Flag of Taichung (臺中市市旗 (Táizhōngshì Shìqí)) is a city flag representing Taichung City, Taiwan. The current flag was adopted on August 26, 2025.

==History==

The flag of Taichung used to featured a yellow background with red text of the city's name ("臺中市") since its establishment in 1945, and was continued to be used after Taichung County merged with the city.

The new flag's design was criticised by local media, politicians, and unofficial online voting, with some describing the flag as "the ugliest city flag in Taiwan". After an online voting on PTT in 2016, the Taichung City government held an online audition for a new city flag. The flag was voted on 18 February 2017. The government promised to modify its minor design before using it, but it was not used in the end.

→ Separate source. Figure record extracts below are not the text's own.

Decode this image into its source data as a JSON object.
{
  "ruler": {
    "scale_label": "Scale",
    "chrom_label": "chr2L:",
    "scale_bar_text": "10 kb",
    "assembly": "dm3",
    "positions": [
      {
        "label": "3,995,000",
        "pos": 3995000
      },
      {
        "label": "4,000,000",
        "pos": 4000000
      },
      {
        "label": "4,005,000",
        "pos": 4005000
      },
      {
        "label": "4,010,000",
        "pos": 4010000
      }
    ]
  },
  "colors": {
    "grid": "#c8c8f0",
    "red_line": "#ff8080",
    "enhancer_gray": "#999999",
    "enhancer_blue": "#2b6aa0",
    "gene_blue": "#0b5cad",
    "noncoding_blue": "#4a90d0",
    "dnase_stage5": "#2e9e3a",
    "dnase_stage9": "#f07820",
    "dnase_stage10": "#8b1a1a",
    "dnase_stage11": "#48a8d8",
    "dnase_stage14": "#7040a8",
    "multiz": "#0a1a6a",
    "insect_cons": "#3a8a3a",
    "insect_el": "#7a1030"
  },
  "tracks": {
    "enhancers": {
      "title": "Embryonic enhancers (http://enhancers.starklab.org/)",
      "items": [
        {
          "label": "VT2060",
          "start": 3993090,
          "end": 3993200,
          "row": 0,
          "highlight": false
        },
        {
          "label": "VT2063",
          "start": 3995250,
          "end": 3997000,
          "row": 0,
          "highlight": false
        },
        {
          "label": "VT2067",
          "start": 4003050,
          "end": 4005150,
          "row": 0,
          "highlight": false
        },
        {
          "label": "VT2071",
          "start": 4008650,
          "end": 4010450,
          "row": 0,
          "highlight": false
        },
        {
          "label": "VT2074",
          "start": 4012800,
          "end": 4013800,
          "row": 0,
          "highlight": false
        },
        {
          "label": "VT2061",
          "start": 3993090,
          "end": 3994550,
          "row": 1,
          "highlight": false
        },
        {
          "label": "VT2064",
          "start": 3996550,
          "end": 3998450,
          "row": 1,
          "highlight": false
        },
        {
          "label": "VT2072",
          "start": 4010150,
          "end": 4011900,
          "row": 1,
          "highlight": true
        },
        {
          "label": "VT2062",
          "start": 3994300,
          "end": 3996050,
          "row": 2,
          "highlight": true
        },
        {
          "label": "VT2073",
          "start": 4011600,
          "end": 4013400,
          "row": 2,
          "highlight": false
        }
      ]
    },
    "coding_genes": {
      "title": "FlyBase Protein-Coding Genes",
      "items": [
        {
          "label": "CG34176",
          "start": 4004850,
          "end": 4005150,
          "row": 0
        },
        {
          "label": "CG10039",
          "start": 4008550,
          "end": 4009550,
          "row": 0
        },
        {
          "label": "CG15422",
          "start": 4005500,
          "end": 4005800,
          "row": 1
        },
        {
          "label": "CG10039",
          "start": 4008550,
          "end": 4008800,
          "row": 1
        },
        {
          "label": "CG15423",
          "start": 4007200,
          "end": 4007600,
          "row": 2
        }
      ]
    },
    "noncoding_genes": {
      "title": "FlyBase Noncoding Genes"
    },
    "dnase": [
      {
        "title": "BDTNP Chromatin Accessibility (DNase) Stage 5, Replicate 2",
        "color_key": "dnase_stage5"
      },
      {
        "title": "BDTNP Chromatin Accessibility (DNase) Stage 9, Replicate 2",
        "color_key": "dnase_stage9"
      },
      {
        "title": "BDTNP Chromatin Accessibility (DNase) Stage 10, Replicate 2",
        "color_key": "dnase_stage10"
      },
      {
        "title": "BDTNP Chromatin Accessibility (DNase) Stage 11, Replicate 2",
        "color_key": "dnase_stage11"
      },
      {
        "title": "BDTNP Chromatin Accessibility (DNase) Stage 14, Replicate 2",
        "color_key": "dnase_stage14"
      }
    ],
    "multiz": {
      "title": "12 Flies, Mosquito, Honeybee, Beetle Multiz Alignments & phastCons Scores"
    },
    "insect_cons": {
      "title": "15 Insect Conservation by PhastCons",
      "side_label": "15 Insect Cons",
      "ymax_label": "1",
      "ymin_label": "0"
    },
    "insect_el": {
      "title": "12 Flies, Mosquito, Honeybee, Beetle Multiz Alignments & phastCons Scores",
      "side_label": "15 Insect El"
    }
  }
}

On August 26, 2025, the Taichung City government published the Taichung City Flag Design and Usage Guidelines (臺中市市旗制式及使用要點) and announced the new city flag. The new city flag featured a mid-lake pavilion of Taichung Park in the middle, and the city's name in Latin ("TAICHUNG") and Chinese ("臺中") on the bottom. The Chinese text's font is designed by Xiao Shiqiong (蕭世瓊), a professor of the National Taiwan Normal University who had designed the Taichung City Hall's logo. Lu Shiow-yen, then mayor of Taichung, explained that the flag can fit its government flag and minimise the cost of designing and adapting. The flag costed 140,000 NTD to design.